I’m not afraid to grow old. I’m not afraid to die. I am afraid to be old.
I know plenty of people who one might categorize as old. It’s not comfortable. They don’t have it easy. They have to give their children daily bowel reports. I’m certain it is written into their genome. They are, as I fear I will be one day, beyond the point of growing old. They have grown old.
It’s very past tense.
You might argue this is nothing more than forms of adverbs and a series of conjugations that make add up to semantics, but it is more than the meaning of these words. It is the thought and process of where it takes us.
Few of us ever think we are getting old. We think other people are old. When I was a kid, I thought my dad was old. Odd thing is, as I realized today, the age I am now, he was when I was born. And I probably only thought he was old because all my friends’ dad’s were much younger than my dad; me being the youngest of my six siblings. Maybe I thought dad was old because my friends thought he was old. I’m sure the grey beard didn’t help him look younger – by the time we were at the age of recognition – but it certainly was something that everyone else noticed. Being a kid, I just accepted it for what it was – he was old. In hindsight, he never got to grow old. He was there, and then he died.
No one in their 58th year is old.
I’d never given being old much thought until tonight. I’ve felt I was “getting old” after a half marathon, or a long mountain bike ride, or a four or five day backpacking trip in the mountains, or even after 13 hours on a airplane in a seat designed for the passenger who is going home to Hong Kong, but those are just feelings of fatigue. Being old was never a consideration, or a concern, until I saw the movie The Best Exotic Marigold Hotel.

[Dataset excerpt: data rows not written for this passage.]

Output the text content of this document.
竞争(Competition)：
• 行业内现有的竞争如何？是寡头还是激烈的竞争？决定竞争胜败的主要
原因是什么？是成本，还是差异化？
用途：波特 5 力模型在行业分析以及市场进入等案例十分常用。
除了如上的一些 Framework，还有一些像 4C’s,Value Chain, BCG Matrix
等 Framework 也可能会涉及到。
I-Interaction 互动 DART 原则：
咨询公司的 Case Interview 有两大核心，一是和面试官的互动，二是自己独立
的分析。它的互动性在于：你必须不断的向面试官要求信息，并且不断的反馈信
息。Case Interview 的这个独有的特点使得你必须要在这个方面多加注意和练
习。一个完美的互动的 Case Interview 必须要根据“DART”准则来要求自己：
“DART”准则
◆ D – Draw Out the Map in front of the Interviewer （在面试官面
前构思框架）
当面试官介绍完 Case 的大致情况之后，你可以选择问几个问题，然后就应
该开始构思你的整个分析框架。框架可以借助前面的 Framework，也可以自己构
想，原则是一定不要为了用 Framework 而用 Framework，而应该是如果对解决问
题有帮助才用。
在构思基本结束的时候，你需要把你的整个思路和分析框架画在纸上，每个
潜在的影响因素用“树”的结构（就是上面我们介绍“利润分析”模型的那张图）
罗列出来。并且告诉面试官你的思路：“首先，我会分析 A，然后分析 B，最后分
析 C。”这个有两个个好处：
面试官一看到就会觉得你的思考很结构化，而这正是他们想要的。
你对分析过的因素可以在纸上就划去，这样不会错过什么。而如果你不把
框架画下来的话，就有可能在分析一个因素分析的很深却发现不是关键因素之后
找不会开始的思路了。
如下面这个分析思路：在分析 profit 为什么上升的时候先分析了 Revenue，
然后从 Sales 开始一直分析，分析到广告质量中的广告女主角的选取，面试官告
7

It’s pointless to try to explain the plot, and really, why would I ruin it for you any more than I would tell you the dénouement in my novel (yes, I’m still writing it, Mom), but consider the movie to be about people facing the fears of old age. And before you yawn, let me tell you it’s the best film I’ve seen so far in 2012. If only I had Academy voting privileges. Yes, it’s that good. The point is, it was like a self-help movie for the person who’s never felt the compulsion to read a self-help book. I guess the closest I’ve every come to that is Jeffery Gitomer’s Little Gold Book Of YES! And that was more “self-business-help.
The self-help in the movie, for me, was that being old is probably not as scary as we might think. I always figured if I focused on not focusing on growing old – the thing I least feared – that one day I would just be old and since I was already there, I would just check in and resign myself to the fact that I would, sooner or later, check out. If you follow that at all. I’m not sure I do.
This may be why I avoid all self-help books like a plague. Firstly, and certainly most dear to my heart, is the crude fact that I like being a terribly flawed individual. I may not have shared this before, but I firmly believe that Jimmy Buffett’s friend Desmadona was right, “Human beings are flawed individuals. The cosmic bakers took us out of the oven too soon.” I am completely okay with my squirrel stashes, my annual failure to get my taxes done early, and my unique ability (at least I feel it is a rather unique quality) to master the art of deadline procrastination. A consultant friend of mine likes to pile work on my plate at the last moment because he says I work petter under pressure. Procrastination, in his eyes, is my Muse. Ghad, if he only knew. What he doesn’t know is that it only sheer panic that sparks my creativity to the levels I like the to be at, and subsequently when the levy breaks, Albert’s brain barfs all over the page.
Maybe that is my best work. When I just page-purge. Sounds dandy, but it is usually pretty good stuff. Well…that was self-satisfying to say aloud.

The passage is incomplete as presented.